À l’invitation du Musée de la civilisation, nous avons réfléchi au thème Liberté! Liberté? De ce point d’exclamation suivi d’un point d’interrogation, nous avons tiré ces dichotomies : liberté / contrainte; enthousiasme / désenchantement; avantage / désavantage. Or, il nous est très vite apparu que nous devions aborder ce thème sous l’angle des libertés nouvelles que procurent les technologies Web de communication. On y retrouve en effet des dichotomies semblables : abolition des distances, mais immatérialité des relations; apparition de nouveaux territoires électroniques, mais menace de la vie privée; multiplication des possibilités techniques, mais dépendance technologiques au quotidien. Le filon était riche et pertinent. 

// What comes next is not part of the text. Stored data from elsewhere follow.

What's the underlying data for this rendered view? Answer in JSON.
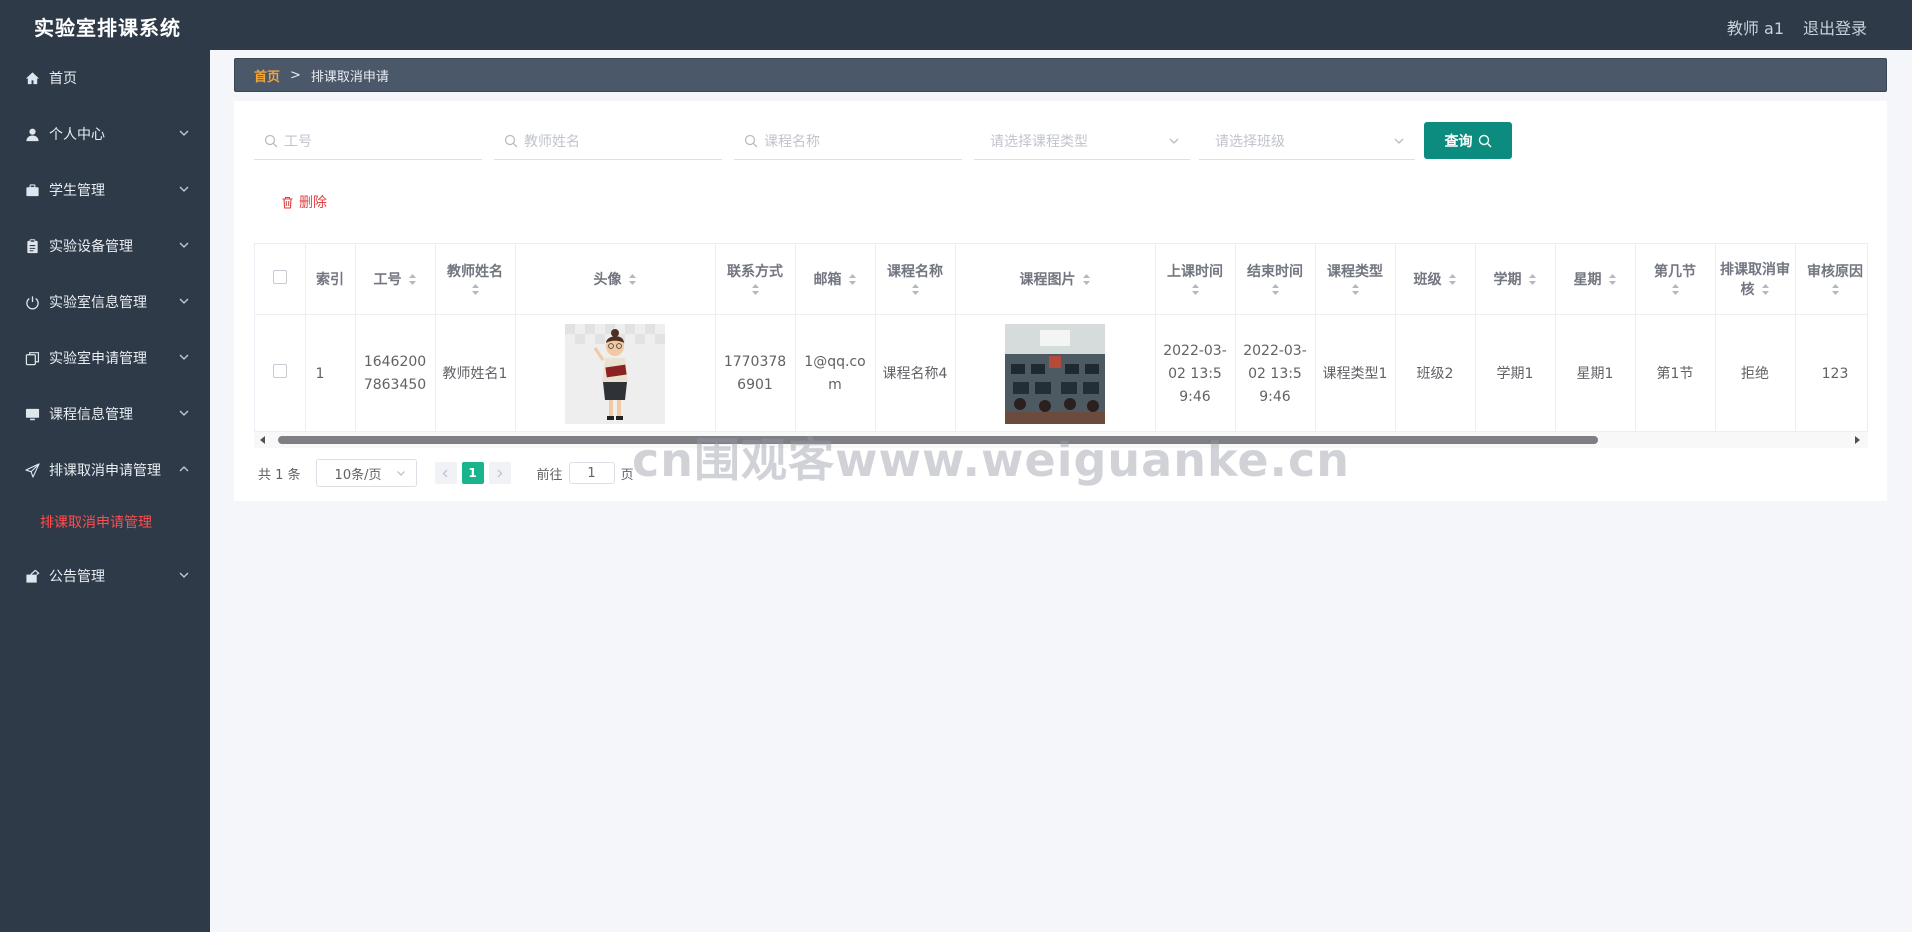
{
  "app": {
    "title": "实验室排课系统"
  },
  "topbar": {
    "user_label": "教师 a1",
    "logout_label": "退出登录"
  },
  "sidebar": {
    "items": [
      {
        "label": "首页",
        "icon": "home-icon",
        "expandable": false
      },
      {
        "label": "个人中心",
        "icon": "user-icon",
        "expandable": true
      },
      {
        "label": "学生管理",
        "icon": "briefcase-icon",
        "expandable": true
      },
      {
        "label": "实验设备管理",
        "icon": "clipboard-icon",
        "expandable": true
      },
      {
        "label": "实验室信息管理",
        "icon": "power-icon",
        "expandable": true
      },
      {
        "label": "实验室申请管理",
        "icon": "copy-icon",
        "expandable": true
      },
      {
        "label": "课程信息管理",
        "icon": "monitor-icon",
        "expandable": true
      },
      {
        "label": "排课取消申请管理",
        "icon": "send-icon",
        "expandable": true,
        "expanded": true
      },
      {
        "label": "公告管理",
        "icon": "notice-icon",
        "expandable": true
      }
    ],
    "submenu": {
      "label": "排课取消申请管理",
      "active_color": "#ff4d4f"
    }
  },
  "breadcrumb": {
    "home": "首页",
    "separator": ">",
    "current": "排课取消申请"
  },
  "search": {
    "employee_id_placeholder": "工号",
    "teacher_name_placeholder": "教师姓名",
    "course_name_placeholder": "课程名称",
    "course_type_placeholder": "请选择课程类型",
    "class_placeholder": "请选择班级",
    "query_label": "查询"
  },
  "actions": {
    "delete_label": "删除"
  },
  "table": {
    "headers": {
      "index": "索引",
      "employee_id": "工号",
      "teacher_name": "教师姓名",
      "avatar": "头像",
      "contact": "联系方式",
      "email": "邮箱",
      "course_name": "课程名称",
      "course_image": "课程图片",
      "start_time": "上课时间",
      "end_time": "结束时间",
      "course_type": "课程类型",
      "class": "班级",
      "semester": "学期",
      "weekday": "星期",
      "period": "第几节",
      "review": "排课取消审核",
      "review_reason": "审核原因"
    },
    "rows": [
      {
        "index": "1",
        "employee_id": "16462007863450",
        "teacher_name": "教师姓名1",
        "contact": "17703786901",
        "email": "1@qq.com",
        "course_name": "课程名称4",
        "start_time": "2022-03-02 13:59:46",
        "end_time": "2022-03-02 13:59:46",
        "course_type": "课程类型1",
        "class": "班级2",
        "semester": "学期1",
        "weekday": "星期1",
        "period": "第1节",
        "review": "拒绝",
        "review_reason": "123"
      }
    ]
  },
  "pagination": {
    "total": "共 1 条",
    "page_size": "10条/页",
    "current_page": "1",
    "goto_prefix": "前往",
    "goto_value": "1",
    "goto_suffix": "页"
  },
  "watermark": "cn围观客www.weiguanke.cn",
  "colors": {
    "sidebar_bg": "#2e3a48",
    "breadcrumb_bg": "#4a5869",
    "accent_orange": "#f0a53c",
    "query_button": "#0c8c7e",
    "danger": "#e23f3f",
    "page_active": "#19b48e"
  }
}
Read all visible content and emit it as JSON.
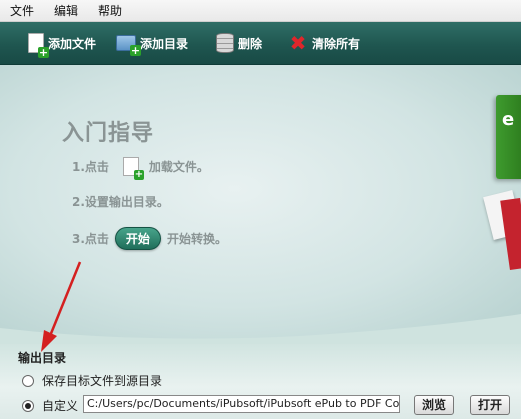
{
  "menu": [
    "文件",
    "编辑",
    "帮助"
  ],
  "toolbar": {
    "add_file": "添加文件",
    "add_folder": "添加目录",
    "delete": "删除",
    "clear_all": "清除所有"
  },
  "guide": {
    "title": "入门指导",
    "step1_prefix": "1.点击",
    "step1_suffix": "加载文件。",
    "step2": "2.设置输出目录。",
    "step3_prefix": "3.点击",
    "start_label": "开始",
    "step3_suffix": "开始转换。"
  },
  "book_letter": "e",
  "output": {
    "title": "输出目录",
    "option_source": "保存目标文件到源目录",
    "option_custom": "自定义",
    "path_value": "C:/Users/pc/Documents/iPubsoft/iPubsoft ePub to PDF Converter",
    "selected": "custom",
    "browse_label": "浏览",
    "open_label": "打开"
  },
  "colors": {
    "toolbar": "#1f5650",
    "accent_green": "#2aa12a",
    "delete_red": "#e0262b",
    "arrow_red": "#d42020"
  }
}
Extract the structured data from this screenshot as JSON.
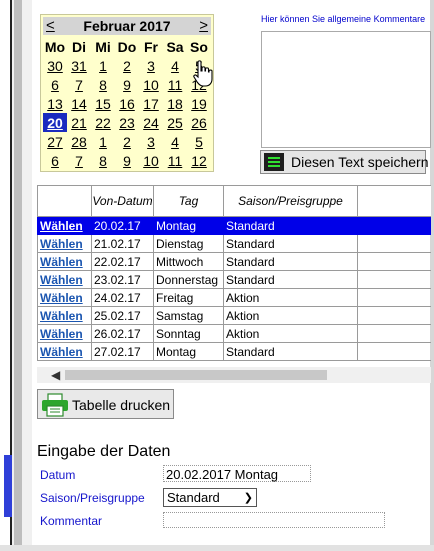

Pour cette proposition, nous avons renoué avec le cabaret littéraire musical et festif. Le thème littéraire fut simplement celui de la liberté. Les trois poètes invités ont reçu cette contrainte qu’ils devaient lire un texte original dont l’écriture fut inspirée d’un texte tiré du corpus « historique » de la poésie québécoise portant également sur la liberté. La tâche de choisir les poètes ainsi que les textes « historiques » qui leur furent associés incomba au commissaire littéraire et animateur de la soirée, Thierry Bissonnette (alias Thierry Dimanche). 

Grâce aux technologies Web de communication, ce poète — bête de scène et professeur de littérature—  anima la soirée depuis son domicile reculé des contrées minières du nord de l'Ontario. Les prestations des poètes Isabelle Forest, Martin-Pierre Tremblay et Jonathan Lamy firent écho à des voix plus anciennes du corpus historique de la poésie québécoise, apparaissant sur scène tels des fantômes ayant surgi du passé. Le tout enveloppé de la musique de la formation Magtogoek, composée de cinq musiciens dirigés par le compositeur-interprète Mathieu Campagna.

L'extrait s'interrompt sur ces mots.